Why then would the Victorian government choose a team critical of its own approach to produce the analysis used to determine when it will be safe for Victorians to return to work and school?
Bennett, a veteran of bureaucratic turf war, has a theory. "The government was given the model it asked for," she says.
Like some other experts, Bennett argues the lockdown-end conditions are too strict. Federal health department secretary Brendan Murphy has urged Victoria "to take a somewhat less conservative approach to their restrictions".
To lift the curfew requires fewer than five new cases a day. Ending restrictions on gatherings and private parties requires no new cases for 28 days in Victoria, no active cases statewide and no outbreaks "of concern" anywhere else in Australia.
The requirements are based on the modellers' predictions that anything less stringent will likely lead to a third wave of infections.

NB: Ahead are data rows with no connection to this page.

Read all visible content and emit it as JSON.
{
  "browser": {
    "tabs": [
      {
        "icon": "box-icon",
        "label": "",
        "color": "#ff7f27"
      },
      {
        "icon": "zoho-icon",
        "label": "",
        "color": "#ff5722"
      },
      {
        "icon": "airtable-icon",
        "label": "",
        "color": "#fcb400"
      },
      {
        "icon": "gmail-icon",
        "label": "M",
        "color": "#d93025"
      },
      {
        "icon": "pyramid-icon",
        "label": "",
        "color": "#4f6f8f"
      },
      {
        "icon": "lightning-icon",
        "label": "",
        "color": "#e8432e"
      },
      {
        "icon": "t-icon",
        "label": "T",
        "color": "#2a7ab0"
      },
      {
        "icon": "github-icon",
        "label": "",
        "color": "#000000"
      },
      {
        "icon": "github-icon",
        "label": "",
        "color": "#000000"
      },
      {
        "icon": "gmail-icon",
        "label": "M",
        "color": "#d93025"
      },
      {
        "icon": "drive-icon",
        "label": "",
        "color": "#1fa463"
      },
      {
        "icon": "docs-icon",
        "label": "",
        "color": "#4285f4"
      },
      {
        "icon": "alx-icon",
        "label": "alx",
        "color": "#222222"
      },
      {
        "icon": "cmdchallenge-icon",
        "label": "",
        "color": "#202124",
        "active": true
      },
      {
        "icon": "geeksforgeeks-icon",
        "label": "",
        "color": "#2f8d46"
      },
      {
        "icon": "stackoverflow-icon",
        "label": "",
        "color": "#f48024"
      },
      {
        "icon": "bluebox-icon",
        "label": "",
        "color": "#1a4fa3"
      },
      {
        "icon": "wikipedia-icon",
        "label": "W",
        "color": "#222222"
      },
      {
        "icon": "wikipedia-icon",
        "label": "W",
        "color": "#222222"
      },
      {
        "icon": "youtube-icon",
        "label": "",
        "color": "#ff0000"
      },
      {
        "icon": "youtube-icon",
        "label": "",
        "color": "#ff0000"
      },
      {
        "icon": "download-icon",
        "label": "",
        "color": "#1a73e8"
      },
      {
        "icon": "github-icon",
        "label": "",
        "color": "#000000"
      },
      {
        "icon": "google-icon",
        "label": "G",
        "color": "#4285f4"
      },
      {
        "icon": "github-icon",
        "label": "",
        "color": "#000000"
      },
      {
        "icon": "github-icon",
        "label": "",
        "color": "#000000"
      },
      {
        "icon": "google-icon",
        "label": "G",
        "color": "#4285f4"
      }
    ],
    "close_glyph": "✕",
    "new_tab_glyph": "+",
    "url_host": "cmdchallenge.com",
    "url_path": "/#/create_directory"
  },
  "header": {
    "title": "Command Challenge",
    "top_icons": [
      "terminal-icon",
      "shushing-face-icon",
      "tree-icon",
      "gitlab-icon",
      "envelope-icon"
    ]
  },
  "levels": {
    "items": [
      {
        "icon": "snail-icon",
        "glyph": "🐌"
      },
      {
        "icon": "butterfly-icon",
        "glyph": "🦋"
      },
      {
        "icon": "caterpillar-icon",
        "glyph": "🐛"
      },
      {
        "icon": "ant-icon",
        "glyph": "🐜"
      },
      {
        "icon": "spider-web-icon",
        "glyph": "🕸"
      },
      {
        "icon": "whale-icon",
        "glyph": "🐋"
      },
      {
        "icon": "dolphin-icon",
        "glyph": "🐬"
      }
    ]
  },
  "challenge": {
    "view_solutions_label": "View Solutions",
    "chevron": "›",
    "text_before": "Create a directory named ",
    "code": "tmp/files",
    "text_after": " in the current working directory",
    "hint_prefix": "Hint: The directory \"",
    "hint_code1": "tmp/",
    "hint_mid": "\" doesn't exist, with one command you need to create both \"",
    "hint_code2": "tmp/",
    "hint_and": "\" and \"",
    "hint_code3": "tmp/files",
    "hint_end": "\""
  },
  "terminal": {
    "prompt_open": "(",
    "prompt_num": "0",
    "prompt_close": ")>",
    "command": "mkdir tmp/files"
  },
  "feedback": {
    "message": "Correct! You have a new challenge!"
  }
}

Melbourne University's dean of medicine, dentistry and health sciences, Shitij Kapur, says his colleagues' model doesn't distinguish between infections that come from a known source, and can therefore more easily be contained, or are a mystery.
"You have to square off models with common sense," he says. "No real other city of our size and density of infections has been able to bring it down to less than five – with the exception of Wuhan."
Blakely's model has consequences for the 6.7 million residents of Victoria, where resentment is starting to emerge in scattered protests.
Disappointment with the slow and uncertain emergence from the enforced winter hibernation
triggered violence on Sunday in the usually placid Queen Victoria fruit and vegetable market.
The police force, tasked with enforcing Andrews' strict rules, are experiencing mounting criticism over their tactics and behaviour.
For his part, Blakely says it is ridiculous to suggest he is manipulating the government. "It is important to make clear that we haven't directed policy with our model,"
he wrote last week.
But in a report card
he published on Sunday on Andrews' plan – which he scored eight out of 10 – Blakely asked himself the same question others have. "Is it elimination by stealth?" he wrote. "Yes and no."
Under the plan, he wrote, free life will be permitted when Victoria is "on the cusp of, or actually achieving, elimination of community transmission".
"Although, the hard reality is that the chance of us achieving elimination is remote now."
So if Andrews' plan is to eliminate the virus, and his modeller doesn't believe that's feasible, what's the point of the road map?